Many women were helped to trace relatives from hostel days and renew friendships. The BBC’s ‘Family Finders’ programme, broadcast in 2016, helped one lady learn about her mother who had lived in the hostel, and discover family members of whom she had no previous knowledge.
The exhibition was sponsored by the Community Foundation for Calderdale. Many requests were made for a follow-up book and grateful acknowledgement is given to Accent Group Ltd. for supporting the publication of the book and for the production of this website.
How these records came about – Ruth Beazley
Over the past 20 years, I have watched the remains of industrial mill buildings being converted into living accommodation, ‘going up in smoke’ or falling into disrepair and being demolished.
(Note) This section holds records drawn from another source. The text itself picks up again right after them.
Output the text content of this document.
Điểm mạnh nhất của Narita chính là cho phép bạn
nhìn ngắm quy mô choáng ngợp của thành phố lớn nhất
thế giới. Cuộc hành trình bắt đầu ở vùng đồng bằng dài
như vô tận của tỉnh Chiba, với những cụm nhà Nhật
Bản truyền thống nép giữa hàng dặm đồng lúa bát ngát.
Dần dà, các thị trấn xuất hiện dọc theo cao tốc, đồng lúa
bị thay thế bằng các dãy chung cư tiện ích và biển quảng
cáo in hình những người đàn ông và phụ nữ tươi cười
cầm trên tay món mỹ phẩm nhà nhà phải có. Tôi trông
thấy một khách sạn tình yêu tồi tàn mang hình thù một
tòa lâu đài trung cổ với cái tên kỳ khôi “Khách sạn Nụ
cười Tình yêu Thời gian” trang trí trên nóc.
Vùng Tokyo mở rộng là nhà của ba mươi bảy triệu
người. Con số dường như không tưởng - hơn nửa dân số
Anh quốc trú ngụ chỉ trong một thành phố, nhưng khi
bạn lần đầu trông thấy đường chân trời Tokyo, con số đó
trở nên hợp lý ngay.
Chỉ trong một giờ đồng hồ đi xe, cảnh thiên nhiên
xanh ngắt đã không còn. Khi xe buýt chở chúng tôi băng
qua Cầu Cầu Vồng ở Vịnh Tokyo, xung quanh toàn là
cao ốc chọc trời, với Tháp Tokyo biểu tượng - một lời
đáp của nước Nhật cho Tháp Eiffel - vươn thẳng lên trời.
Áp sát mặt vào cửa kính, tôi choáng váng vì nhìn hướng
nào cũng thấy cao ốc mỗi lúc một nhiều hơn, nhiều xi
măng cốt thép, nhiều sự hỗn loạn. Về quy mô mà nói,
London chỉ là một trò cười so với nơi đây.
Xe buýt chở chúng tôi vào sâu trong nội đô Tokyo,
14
When I first started my research I was surprised how few oral history records there were recording the voices of mill workers – especially women – who were the ‘life blood’ of the mills. I felt strongly about this and as a starting point took images of women mill workers as the theme for my art work between 2007 and 2009.
Golden Days
In 2007 I received a wonderful gift from the late Ted Fenton of Sowerby Bridge; a collection of over 400 photographs of Triangle mill workers. The photographs had been collected at a hostel reunion in the 1970s and most of the photographs were taken by Ted or by the women themselves. Ted took copies of the collected photos and from these created a video ‘Golden Days’ when he got his first computer some years later. Without Ted’s efforts it is likely that the history of the Stansfield Hostel would have been lost forever.
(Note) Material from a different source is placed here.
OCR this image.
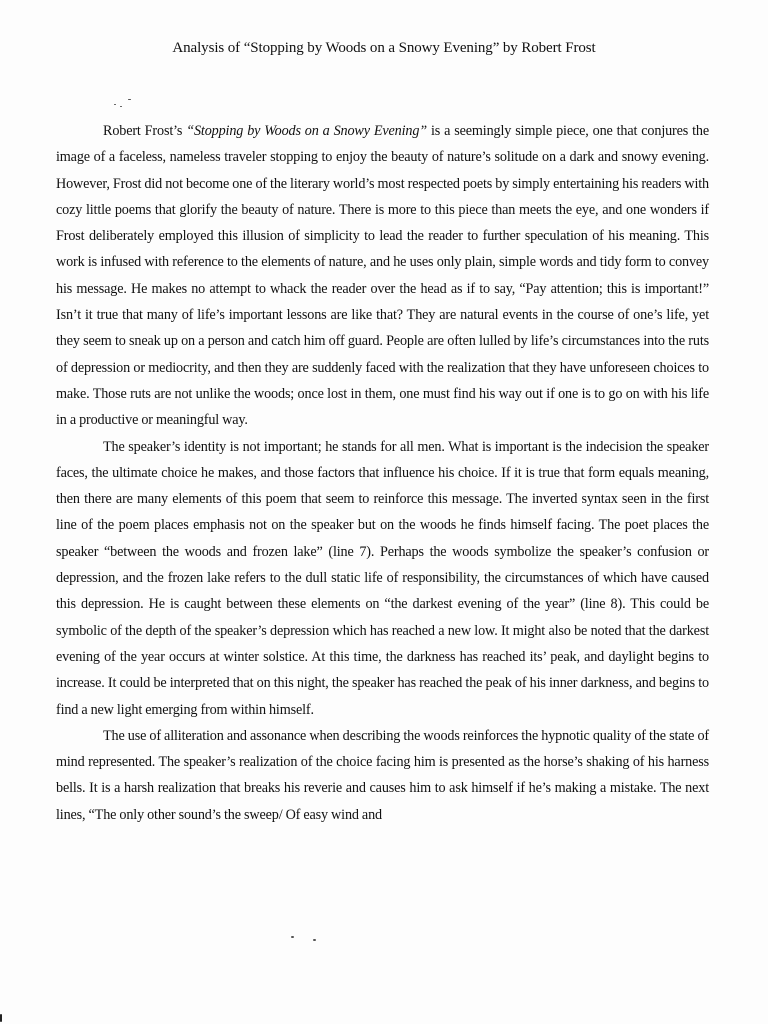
Analysis of “Stopping by Woods on a Snowy Evening” by Robert Frost

Robert Frost’s “Stopping by Woods on a Snowy Evening” is a seemingly simple piece, one that conjures the image of a faceless, nameless traveler stopping to enjoy the beauty of nature’s solitude on a dark and snowy evening. However, Frost did not become one of the literary world’s most respected poets by simply entertaining his readers with cozy little poems that glorify the beauty of nature. There is more to this piece than meets the eye, and one wonders if Frost deliberately employed this illusion of simplicity to lead the reader to further speculation of his meaning. This work is infused with reference to the elements of nature, and he uses only plain, simple words and tidy form to convey his message. He makes no attempt to whack the reader over the head as if to say, “Pay attention; this is important!” Isn’t it true that many of life’s important lessons are like that? They are natural events in the course of one’s life, yet they seem to sneak up on a person and catch him off guard. People are often lulled by life’s circumstances into the ruts of depression or mediocrity, and then they are suddenly faced with the realization that they have unforeseen choices to make. Those ruts are not unlike the woods; once lost in them, one must find his way out if one is to go on with his life in a productive or meaningful way.

The speaker’s identity is not important; he stands for all men. What is important is the indecision the speaker faces, the ultimate choice he makes, and those factors that influence his choice. If it is true that form equals meaning, then there are many elements of this poem that seem to reinforce this message. The inverted syntax seen in the first line of the poem places emphasis not on the speaker but on the woods he finds himself facing. The poet places the speaker “between the woods and frozen lake” (line 7). Perhaps the woods symbolize the speaker’s confusion or depression, and the frozen lake refers to the dull static life of responsibility, the circumstances of which have caused this depression. He is caught between these elements on “the darkest evening of the year” (line 8). This could be symbolic of the depth of the speaker’s depression which has reached a new low. It might also be noted that the darkest evening of the year occurs at winter solstice. At this time, the darkness has reached its’ peak, and daylight begins to increase. It could be interpreted that on this night, the speaker has reached the peak of his inner darkness, and begins to find a new light emerging from within himself.

The use of alliteration and assonance when describing the woods reinforces the hypnotic quality of the state of mind represented. The speaker’s realization of the choice facing him is presented as the horse’s shaking of his harness bells. It is a harsh realization that breaks his reverie and causes him to ask himself if he’s making a mistake. The next lines, “The only other sound’s the sweep/ Of easy wind and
Golden Days can be viewed on YouTube from the links below.
Between 2009 and 20012 I video-interviewed some of the hostel women whose images I had used in my art work. From this material came the social history exhibition ‘Triangle Mill Sisters’ which started its life in Sowerby Bridge library in 2014. It then toured Calderdale libraries for two years.
The fifty years of hostel life from the 1920s to the 1970s impressed and excited me greatly. Having lived in a student hostel for one hundred women myself, in the 1960s, I recognised the exuberant and joyful experience described by these women, living away from home for the first time.
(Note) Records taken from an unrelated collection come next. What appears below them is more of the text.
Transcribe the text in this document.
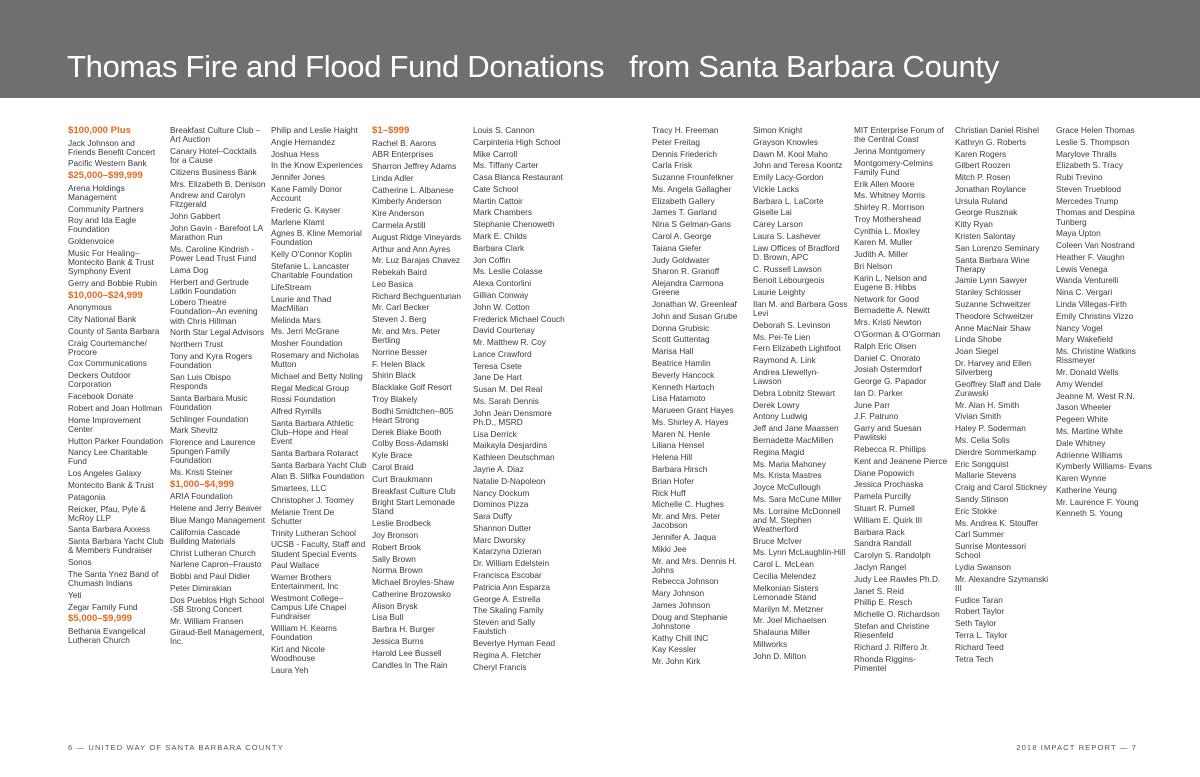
Thomas Fire and Flood Fund Donations   from Santa Barbara County
$100,000 Plus
Jack Johnson and Friends Benefit Concert
Pacific Western Bank
$25,000–$99,999
Arena Holdings Management
Community Partners
Roy and Ida Eagle Foundation
Goldenvoice
Music For Healing– Montecito Bank & Trust Symphony Event
Gerry and Bobbie Rubin
$10,000–$24,999
Anonymous
City National Bank
County of Santa Barbara
Craig Courtemanche/ Procore
Cox Communications
Deckers Outdoor Corporation
Facebook Donate
Robert and Joan Hollman
Home Improvement Center
Hutton Parker Foundation
Nancy Lee Charitable Fund
Los Angeles Galaxy
Montecito Bank & Trust
Patagonia
Reicker, Pfau, Pyle & McRoy LLP
Santa Barbara Axxess
Santa Barbara Yacht Club & Members Fundraiser
Sonos
The Santa Ynez Band of Chumash Indians
Yeti
Zegar Family Fund
$5,000–$9,999
Bethania Evangelical Lutheran Church
Breakfast Culture Club –Art Auction
Canary Hotel–Cocktails for a Cause
Citizens Business Bank
Mrs. Elizabeth B. Denison
Andrew and Carolyn Fitzgerald
John Gabbert
John Gavin - Barefoot LA Marathon Run
Ms. Caroline Kindrish - Power Lead Trust Fund
Lama Dog
Herbert and Gertrude Latkin Foundation
Lobero Theatre Foundation–An evening with Chris Hillman
North Star Legal Advisors
Northern Trust
Tony and Kyra Rogers Foundation
San Luis Obispo Responds
Santa Barbara Music Foundation
Schlinger Foundation
Mark Shevitz
Florence and Laurence Spungen Family Foundation
Ms. Kristi Steiner
$1,000–$4,999
ARIA Foundation
Helene and Jerry Beaver
Blue Mango Management
California Cascade Building Materials
Christ Lutheran Church
Narlene Capron–Frausto
Bobbi and Paul Didier
Peter Dimirakian
Dos Pueblos High School -SB Strong Concert
Mr. William Fransen
Giraud-Bell Management, Inc.
Philip and Leslie Haight
Angie Hernandez
Joshua Hess
In the Know Experiences
Jennifer Jones
Kane Family Donor Account
Frederic G. Kayser
Marlene Klamt
Agnes B. Kline Memorial Foundation
Kelly O'Connor Koplin
Stefanie L. Lancaster Charitable Foundation
LifeStream
Laurie and Thad MacMillan
Melinda Mars
Ms. Jerri McGrane
Mosher Foundation
Rosemary and Nicholas Mutton
Michael and Betty Noling
Regal Medical Group
Rossi Foundation
Alfred Rymills
Santa Barbara Athletic Club–Hope and Heal Event
Santa Barbara Rotaract
Santa Barbara Yacht Club
Alan B. Slifka Foundation
Smartees, LLC
Christopher J. Toomey
Melanie Trent De Schutter
Trinity Lutheran School
UCSB - Faculty, Staff and Student Special Events
Paul Wallace
Warner Brothers Entertainment, Inc
Westmont College– Campus Life Chapel Fundraiser
William H. Kearns Foundation
Kirt and Nicole Woodhouse
Laura Yeh
$1–$999
Rachel B. Aarons
ABR Enterprises
Sharron Jeffrey Adams
Linda Adler
Catherine L. Albanese
Kimberly Anderson
Kire Anderson
Carmela Arstill
August Ridge Vineyards
Arthur and Ann Ayres
Mr. Luz Barajas Chavez
Rebekah Baird
Leo Basica
Richard Bechguenturian
Mr. Carl Becker
Steven J. Berg
Mr. and Mrs. Peter Bertling
Norrine Besser
F. Helen Black
Shirin Black
Blacklake Golf Resort
Troy Blakely
Bodhi Smidtchen–805 Heart Strong
Derek Blake Booth
Colby Boss-Adamski
Kyle Brace
Carol Braid
Curt Braukmann
Breakfast Culture Club
Bright Start Lemonade Stand
Leslie Brodbeck
Joy Bronson
Robert Brook
Sally Brown
Norma Brown
Michael Broyles-Shaw
Catherine Brozowsko
Alison Brysk
Lisa Bull
Barbra H. Burger
Jessica Burns
Harold Lee Bussell
Candles In The Rain
Louis S. Cannon
Carpinteria High School
Mike Carroll
Ms. Tiffany Carter
Casa Blanca Restaurant
Cate School
Martin Cattoir
Mark Chambers
Stephanie Chenoweth
Mark E. Childs
Barbara Clark
Jon Coffin
Ms. Leslie Colasse
Alexa Contorlini
Gillian Conway
John W. Cotton
Frederick Michael Couch
David Courtenay
Mr. Matthew R. Coy
Lance Crawford
Teresa Csete
Jane De Hart
Susan M. Del Real
Ms. Sarah Dennis
John Jean Densmore Ph.D., MSRD
Lisa Derrick
Maikayla Desjardins
Kathleen Deutschman
Jayne A. Diaz
Natalie D-Napoleon
Nancy Dockum
Dominos Pizza
Sara Duffy
Shannon Dutter
Marc Dworsky
Katarzyna Dzieran
Dr. William Edelstein
Francisca Escobar
Patricia Ann Esparza
George A. Estrella
The Skaling Family
Steven and Sally Faulstich
Beverlye Hyman Fead
Regina A. Fletcher
Cheryl Francis
Tracy H. Freeman
Peter Freitag
Dennis Friederich
Carla Frisk
Suzanne Frounfelkner
Ms. Angela Gallagher
Elizabeth Gallery
James T. Garland
Nina S Gelman-Gans
Carol A. George
Taiana Giefer
Judy Goldwater
Sharon R. Granoff
Alejandra Carmona Greene
Jonathan W. Greenleaf
John and Susan Grube
Donna Grubisic
Scott Guttentag
Marisa Hall
Beatrice Hamlin
Beverly Hancock
Kenneth Hartoch
Lisa Hatamoto
Marueen Grant Hayes
Ms. Shirley A. Hayes
Maren N. Henle
Liliana Hensel
Helena Hill
Barbara Hirsch
Brian Hofer
Rick Huff
Michelle C. Hughes
Mr. and Mrs. Peter Jacobson
Jennifer A. Jaqua
Mikki Jee
Mr. and Mrs. Dennis H. Johns
Rebecca Johnson
Mary Johnson
James Johnson
Doug and Stephanie Johnstone
Kathy Chill INC
Kay Kessler
Mr. John Kirk
Simon Knight
Grayson Knowles
Dawn M. Kool Maho
John and Teresa Koontz
Emily Lacy-Gordon
Vickie Lacks
Barbara L. LaCorte
Giselle Lai
Carey Larson
Laura S. Lashever
Law Offices of Bradford D. Brown, APC
C. Russell Lawson
Benoit Lebourgeois
Laurie Leighty
Ilan M. and Barbara Goss Levi
Deborah S. Levinson
Ms. Pei-Te Lien
Fern Elizabeth Lightfoot
Raymond A. Link
Andrea Llewellyn- Lawson
Debra Lobnitz Stewart
Derek Lowry
Antony Ludwig
Jeff and Jane Maassen
Bernadette MacMillen
Regina Magid
Ms. Maria Mahoney
Ms. Krista Mastres
Joyce McCullough
Ms. Sara McCune Miller
Ms. Lorraine McDonnell and M. Stephen Weatherford
Bruce McIver
Ms. Lynn McLaughlin-Hill
Carol L. McLean
Cecilia Melendez
Melkonian Sisters Lemonade Stand
Marilyn M. Metzner
Mr. Joel Michaelsen
Shalauna Miller
Millworks
John D. Milton
MIT Enterprise Forum of the Central Coast
Jenna Montgomery
Montgomery-Celmins Family Fund
Erik Allen Moore
Ms. Whitney Morris
Shirley R. Morrison
Troy Mothershead
Cynthia L. Moxley
Karen M. Muller
Judith A. Miller
Bri Nelson
Karin L. Nelson and Eugene B. Hibbs
Network for Good
Bernadette A. Newitt
Mrs. Kristi Newton
O'Gorman & O'Gorman
Ralph Eric Olsen
Daniel C. Onorato
Josiah Ostermdorf
George G. Papador
Ian D. Parker
June Parr
J.F. Patruno
Garry and Suesan Pawlitski
Rebecca R. Phillips
Kent and Jeanene Pierce
Diane Popowich
Jessica Prochaska
Pamela Purcilly
Stuart R. Purnell
William E. Quirk III
Barbara Rack
Sandra Randall
Carolyn S. Randolph
Jaclyn Rangel
Judy Lee Rawles Ph.D.
Janet S. Reid
Phillip E. Resch
Michelle O. Richardson
Stefan and Christine Riesenfeld
Richard J. Riffero Jr.
Rhonda Riggins- Pimentel
Christian Daniel Rishel
Kathryn G. Roberts
Karen Rogers
Gilbert Roozen
Mitch P. Rosen
Jonathan Roylance
Ursula Ruland
George Rusznak
Kitty Ryan
Kristen Salontay
San Lorenzo Seminary
Santa Barbara Wine Therapy
Jamie Lynn Sawyer
Stanley Schlosser
Suzanne Schweitzer
Theodore Schweitzer
Anne MacNair Shaw
Linda Shobe
Joan Siegel
Dr. Harvey and Ellen Silverberg
Geoffrey Slaff and Dale Zurawski
Mr. Alan H. Smith
Vivian Smith
Haley P. Soderman
Ms. Celia Solis
Dierdre Sommerkamp
Eric Songquist
Mallarie Stevens
Craig and Carol Stickney
Sandy Stinson
Eric Stokke
Ms. Andrea K. Stouffer
Carl Summer
Sunrise Montessori School
Lydia Swanson
Mr. Alexandre Szymanski III
Fudice Taran
Robert Taylor
Seth Taylor
Terra L. Taylor
Richard Teed
Tetra Tech
Grace Helen Thomas
Leslie S. Thompson
Marylove Thralls
Elizabeth S. Tracy
Rubi Trevino
Steven Trueblood
Mercedes Trump
Thomas and Despina Tunberg
Maya Upton
Coleen Van Nostrand
Heather F. Vaughn
Lewis Venega
Wanda Venturelli
Nina C. Vergari
Linda Villegas-Firth
Emily Christins Vizzo
Nancy Vogel
Mary Wakefield
Ms. Christine Watkins Rissmeyer
Mr. Donald Wells
Amy Wendel
Jeanne M. West R.N.
Jason Wheeler
Pegeen White
Ms. Martine White
Dale Whitney
Adrienne Williams
Kymberly Williams- Evans
Karen Wynne
Katherine Yeung
Mr. Laurence F. Young
Kenneth S. Young
6 — UNITED WAY OF SANTA BARBARA COUNTY	2018 IMPACT REPORT — 7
I was also deeply moved by the sense of responsibility they showed for their parents and siblings, especially as they were so young – some of them only 14 years of age. So great was the need at home that the majority of them posted money from their meagre wages every week to help their families. This was such a contrast to the circumstances of the previous owner-occupiers at Stansfield Grange.
The generous supportive ‘family-style’ management at Illingworth Morris and Co Ltd. also impressed me. It reflected the mutual dependency that the women and the mill business shared. The more commonly held impression I had was of exploitative mill owners whose workers often suffered greatly from unhealthy and dangerous conditions at work and in their homes. This indeed was the case in the earlier industrial period, but in the latter years of the industry’s history, working conditions improved and the hostel women were cared for very well.
I am delighted that my art work has led to the exhibition, a book and this web site, and has redressed an imbalance in historical records by recording the experiences of some women mill workers. The vibrant memories recalled by the hostel women continue to provide me with inspiration for ongoing art work.